The app provides two ways to input questions:
- Text Input — Type your real-estate question directly using the phone keyboard
- Voice Input — Tap the microphone button to record speech, which is converted to text using Google Speech Recognition. This service works offline if you have downloaded the English language package beforehand.
Once the input text is ready, the question is sent to the FP16-quantized FLAN-T5 model running on-device. The model processes the input and generates a detailed answer specific to the real-estate domain. The answer is then displayed on the screen in real-time.
- The app currently runs FLAN-T5 ONNX inference, but the retained benchmark results include separate Android/Termux-style PyTorch measurements for optimized artifacts.

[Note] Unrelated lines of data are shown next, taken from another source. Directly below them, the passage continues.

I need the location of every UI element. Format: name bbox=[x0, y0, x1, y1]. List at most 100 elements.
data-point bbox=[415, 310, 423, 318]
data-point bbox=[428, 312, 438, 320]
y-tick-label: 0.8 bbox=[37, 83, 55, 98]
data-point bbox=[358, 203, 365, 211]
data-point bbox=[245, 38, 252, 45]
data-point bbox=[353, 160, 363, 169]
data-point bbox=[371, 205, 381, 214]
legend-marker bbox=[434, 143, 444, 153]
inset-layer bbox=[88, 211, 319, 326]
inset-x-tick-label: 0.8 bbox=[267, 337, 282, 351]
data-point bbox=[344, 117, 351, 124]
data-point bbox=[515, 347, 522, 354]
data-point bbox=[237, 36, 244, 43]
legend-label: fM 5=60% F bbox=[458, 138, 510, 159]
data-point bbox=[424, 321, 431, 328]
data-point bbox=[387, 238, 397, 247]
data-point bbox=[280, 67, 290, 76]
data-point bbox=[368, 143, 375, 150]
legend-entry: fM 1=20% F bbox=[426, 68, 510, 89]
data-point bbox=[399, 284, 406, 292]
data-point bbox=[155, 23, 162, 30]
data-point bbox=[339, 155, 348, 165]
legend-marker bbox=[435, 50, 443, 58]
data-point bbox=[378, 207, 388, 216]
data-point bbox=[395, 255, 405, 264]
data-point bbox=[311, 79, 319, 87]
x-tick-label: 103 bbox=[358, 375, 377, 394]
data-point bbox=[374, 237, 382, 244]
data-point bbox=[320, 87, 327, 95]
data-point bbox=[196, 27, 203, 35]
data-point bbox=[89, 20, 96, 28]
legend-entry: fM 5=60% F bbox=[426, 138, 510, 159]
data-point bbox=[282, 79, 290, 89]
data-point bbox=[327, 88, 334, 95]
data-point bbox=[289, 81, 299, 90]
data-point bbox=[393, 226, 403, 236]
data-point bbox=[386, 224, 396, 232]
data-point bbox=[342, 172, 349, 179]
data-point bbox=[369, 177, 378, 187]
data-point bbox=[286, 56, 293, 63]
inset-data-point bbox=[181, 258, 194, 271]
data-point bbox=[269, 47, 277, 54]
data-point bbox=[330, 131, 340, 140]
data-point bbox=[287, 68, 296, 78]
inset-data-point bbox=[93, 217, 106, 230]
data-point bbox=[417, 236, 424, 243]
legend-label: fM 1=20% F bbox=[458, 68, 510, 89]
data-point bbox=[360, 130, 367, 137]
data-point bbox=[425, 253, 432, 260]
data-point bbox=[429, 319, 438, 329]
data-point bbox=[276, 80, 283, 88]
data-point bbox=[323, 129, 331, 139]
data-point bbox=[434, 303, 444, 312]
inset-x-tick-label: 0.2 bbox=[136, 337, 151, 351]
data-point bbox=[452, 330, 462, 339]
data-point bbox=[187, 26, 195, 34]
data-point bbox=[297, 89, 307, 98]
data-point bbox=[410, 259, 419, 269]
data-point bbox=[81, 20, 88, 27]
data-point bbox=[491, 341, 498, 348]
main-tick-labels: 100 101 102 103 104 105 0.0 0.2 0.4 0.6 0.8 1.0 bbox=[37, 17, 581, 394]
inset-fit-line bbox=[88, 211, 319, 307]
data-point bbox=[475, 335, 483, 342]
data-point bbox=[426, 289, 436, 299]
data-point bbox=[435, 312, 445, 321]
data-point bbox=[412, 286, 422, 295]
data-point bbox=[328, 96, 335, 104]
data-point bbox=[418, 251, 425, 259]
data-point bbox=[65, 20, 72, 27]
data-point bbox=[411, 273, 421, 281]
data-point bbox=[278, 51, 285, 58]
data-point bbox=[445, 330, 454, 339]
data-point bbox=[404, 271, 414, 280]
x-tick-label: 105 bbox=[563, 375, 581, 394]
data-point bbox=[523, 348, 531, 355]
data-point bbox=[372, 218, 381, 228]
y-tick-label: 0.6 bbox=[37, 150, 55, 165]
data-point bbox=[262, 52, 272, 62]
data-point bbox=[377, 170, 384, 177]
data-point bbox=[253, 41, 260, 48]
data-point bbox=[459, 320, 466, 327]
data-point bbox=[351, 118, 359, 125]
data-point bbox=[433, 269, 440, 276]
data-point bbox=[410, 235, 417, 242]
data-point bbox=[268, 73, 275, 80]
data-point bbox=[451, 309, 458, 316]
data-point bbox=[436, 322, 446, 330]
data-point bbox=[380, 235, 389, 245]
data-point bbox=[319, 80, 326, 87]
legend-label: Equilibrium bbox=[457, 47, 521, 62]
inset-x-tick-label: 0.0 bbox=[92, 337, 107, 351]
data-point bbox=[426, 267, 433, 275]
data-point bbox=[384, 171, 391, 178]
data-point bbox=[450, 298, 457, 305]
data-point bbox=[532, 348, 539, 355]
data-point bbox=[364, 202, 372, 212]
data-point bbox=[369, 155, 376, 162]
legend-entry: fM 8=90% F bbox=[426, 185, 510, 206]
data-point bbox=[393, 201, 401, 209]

- Whisper assets are retained, but the current Android app uses Android speech recognition for microphone input rather than the bundled Whisper models.
- The measured INT8 models preserve better Token F1 but are too slow in the retained benchmark.
- The faster FP16/BF16-style variants need quality debugging before they are useful.
- The benchmark quality scores are low overall, so future work should improve prompt parity, decoding settings, and evaluation data quality.
- Align Android decoding settings with the Python benchmark settings.
- Benchmark the exact ONNX Android app path, not only Android/Termux model artifacts.
- Investigate why FP16/BF16 variants produce near-zero retained Token F1.
- Add an end-to-end scripted smoke test for export -> Android asset validation.
- Evaluate ONNX Runtime execution providers and decoder-with-past usage for latency.
- Decide whether Whisper should be integrated directly or removed from the active scope.